Коль не придет директор, Отставку я подам, И завтра ж с kleiner Сашей Отпрафлюсь и с мадам.

Далее, в отделе «Критика», появилась статья «Найденыш», где были выписаны приведенные выше патриотические стихи Кюхельбекера и раскритикованы, как говорится, в пух и в прах, причем так и пояснено, что эта "высокая одическая бессмыслица пиндарического порядка" есть найденыш: "ее отыскали в обширных степях математического класса, и потому она немного холодна".

Наконец, в отделе «Политика» было помещено пространное письмо к издателю "от морского корреспондента, живущего в Харибде". В письме этом после описания большого торжества у жителей моря по случаю праздника царя их Нептуна рассказывалось так:

"В то время как все предавалось шумной радости, вдруг возмутилась стеклянная поверхность вод. Смотрим и видим бледную, толстую, с большим красным носом фигуру.[34] Все было на нем в беспорядке. Одной рукой хлопал он себя по ноге, в другую хрюкал. Он снизшел и тотчас, навалившись на спину Нептуна, начал ему басом говорить следующие стихи:

Сядем, любезный Нептун, под тенью зеленые рощи…[35][36]

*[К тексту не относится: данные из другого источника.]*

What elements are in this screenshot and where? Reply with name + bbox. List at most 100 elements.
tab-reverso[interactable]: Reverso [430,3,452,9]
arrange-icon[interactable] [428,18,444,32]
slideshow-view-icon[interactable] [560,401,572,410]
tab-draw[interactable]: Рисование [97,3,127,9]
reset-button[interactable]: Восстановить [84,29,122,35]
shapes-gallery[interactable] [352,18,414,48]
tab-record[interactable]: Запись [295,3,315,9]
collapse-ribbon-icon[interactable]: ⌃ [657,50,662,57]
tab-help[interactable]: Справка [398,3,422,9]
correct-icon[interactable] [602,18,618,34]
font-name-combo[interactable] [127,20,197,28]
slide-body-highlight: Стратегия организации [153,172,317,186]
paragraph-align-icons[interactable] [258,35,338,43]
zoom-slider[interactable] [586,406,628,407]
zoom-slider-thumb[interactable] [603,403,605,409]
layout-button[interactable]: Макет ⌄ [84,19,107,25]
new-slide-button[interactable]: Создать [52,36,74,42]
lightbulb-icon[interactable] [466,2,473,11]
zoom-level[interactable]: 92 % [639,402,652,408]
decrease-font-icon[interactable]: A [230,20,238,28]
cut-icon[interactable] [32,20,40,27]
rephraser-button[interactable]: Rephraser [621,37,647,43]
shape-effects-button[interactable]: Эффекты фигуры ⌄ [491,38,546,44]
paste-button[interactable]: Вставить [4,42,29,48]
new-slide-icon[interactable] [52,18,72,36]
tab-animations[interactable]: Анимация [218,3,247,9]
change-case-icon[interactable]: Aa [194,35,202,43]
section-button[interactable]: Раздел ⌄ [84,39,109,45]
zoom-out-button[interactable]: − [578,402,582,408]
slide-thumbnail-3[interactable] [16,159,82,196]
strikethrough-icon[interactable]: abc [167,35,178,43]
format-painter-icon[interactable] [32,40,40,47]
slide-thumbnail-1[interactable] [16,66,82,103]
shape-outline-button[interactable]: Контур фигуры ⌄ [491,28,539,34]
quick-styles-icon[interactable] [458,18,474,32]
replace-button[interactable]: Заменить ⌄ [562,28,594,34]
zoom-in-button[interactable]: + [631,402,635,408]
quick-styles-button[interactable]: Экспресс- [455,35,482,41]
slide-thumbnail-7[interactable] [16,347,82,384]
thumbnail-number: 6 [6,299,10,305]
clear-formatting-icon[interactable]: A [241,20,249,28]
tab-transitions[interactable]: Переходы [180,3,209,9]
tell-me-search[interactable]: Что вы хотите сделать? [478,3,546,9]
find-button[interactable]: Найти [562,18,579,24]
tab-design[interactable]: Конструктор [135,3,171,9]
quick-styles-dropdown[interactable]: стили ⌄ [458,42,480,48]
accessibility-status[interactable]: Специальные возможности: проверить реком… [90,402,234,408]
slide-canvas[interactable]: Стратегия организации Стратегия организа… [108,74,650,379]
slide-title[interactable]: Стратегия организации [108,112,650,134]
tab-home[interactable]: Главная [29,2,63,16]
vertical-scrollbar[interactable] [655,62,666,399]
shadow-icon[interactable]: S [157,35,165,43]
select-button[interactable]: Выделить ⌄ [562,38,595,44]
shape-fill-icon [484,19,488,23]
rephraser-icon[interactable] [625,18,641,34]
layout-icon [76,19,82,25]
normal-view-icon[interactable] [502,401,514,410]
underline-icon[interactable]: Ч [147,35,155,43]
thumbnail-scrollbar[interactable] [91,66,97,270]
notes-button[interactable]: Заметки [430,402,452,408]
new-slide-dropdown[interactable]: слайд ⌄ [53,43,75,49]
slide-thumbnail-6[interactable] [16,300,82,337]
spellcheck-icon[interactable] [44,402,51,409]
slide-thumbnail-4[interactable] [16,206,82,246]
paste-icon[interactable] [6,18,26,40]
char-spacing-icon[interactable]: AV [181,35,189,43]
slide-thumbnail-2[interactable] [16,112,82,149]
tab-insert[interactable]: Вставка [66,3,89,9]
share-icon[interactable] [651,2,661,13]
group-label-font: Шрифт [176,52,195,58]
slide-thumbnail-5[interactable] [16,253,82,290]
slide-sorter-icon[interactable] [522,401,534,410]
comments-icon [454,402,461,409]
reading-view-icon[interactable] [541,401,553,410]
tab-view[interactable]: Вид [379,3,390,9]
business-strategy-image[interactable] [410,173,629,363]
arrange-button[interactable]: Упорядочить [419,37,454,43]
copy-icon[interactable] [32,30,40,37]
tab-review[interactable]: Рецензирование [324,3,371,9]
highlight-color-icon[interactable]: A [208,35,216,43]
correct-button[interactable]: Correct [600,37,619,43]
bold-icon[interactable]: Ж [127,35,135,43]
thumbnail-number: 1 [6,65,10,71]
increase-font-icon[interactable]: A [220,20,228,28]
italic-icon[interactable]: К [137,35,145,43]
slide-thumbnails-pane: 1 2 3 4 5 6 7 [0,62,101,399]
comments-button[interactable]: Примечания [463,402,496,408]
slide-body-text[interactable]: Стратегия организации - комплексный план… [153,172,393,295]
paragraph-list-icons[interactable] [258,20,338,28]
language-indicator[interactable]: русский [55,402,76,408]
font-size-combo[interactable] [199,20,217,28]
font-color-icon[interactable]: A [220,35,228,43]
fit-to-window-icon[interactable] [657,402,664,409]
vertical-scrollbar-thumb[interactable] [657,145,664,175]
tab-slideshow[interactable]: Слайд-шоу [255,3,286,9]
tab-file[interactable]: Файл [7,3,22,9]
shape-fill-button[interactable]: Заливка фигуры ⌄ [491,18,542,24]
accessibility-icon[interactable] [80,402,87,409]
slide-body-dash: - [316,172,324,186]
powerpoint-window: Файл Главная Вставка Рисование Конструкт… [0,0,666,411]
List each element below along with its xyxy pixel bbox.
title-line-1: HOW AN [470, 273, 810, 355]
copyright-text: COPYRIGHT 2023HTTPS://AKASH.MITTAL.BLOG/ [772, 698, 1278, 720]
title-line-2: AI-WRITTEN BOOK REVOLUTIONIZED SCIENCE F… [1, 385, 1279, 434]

Нептун танцевал тогда мазурку и потому чрезвычайно вспотел, а этот неуч навалился на него и скоро получил бы сильнейший кулак… как вдруг какой-то багор схватил его за галстук и потащил вверх"…

Иллюстрацией к письму "морского корреспондента" служила карикатура Илличевского.

"Помешательство" Кюхельбекера было явлением не случайным, единичным: оно было одною из многих неурядиц двухлетнего периода лицейского безначалия; оно было началом конца — конца "междуцарствия".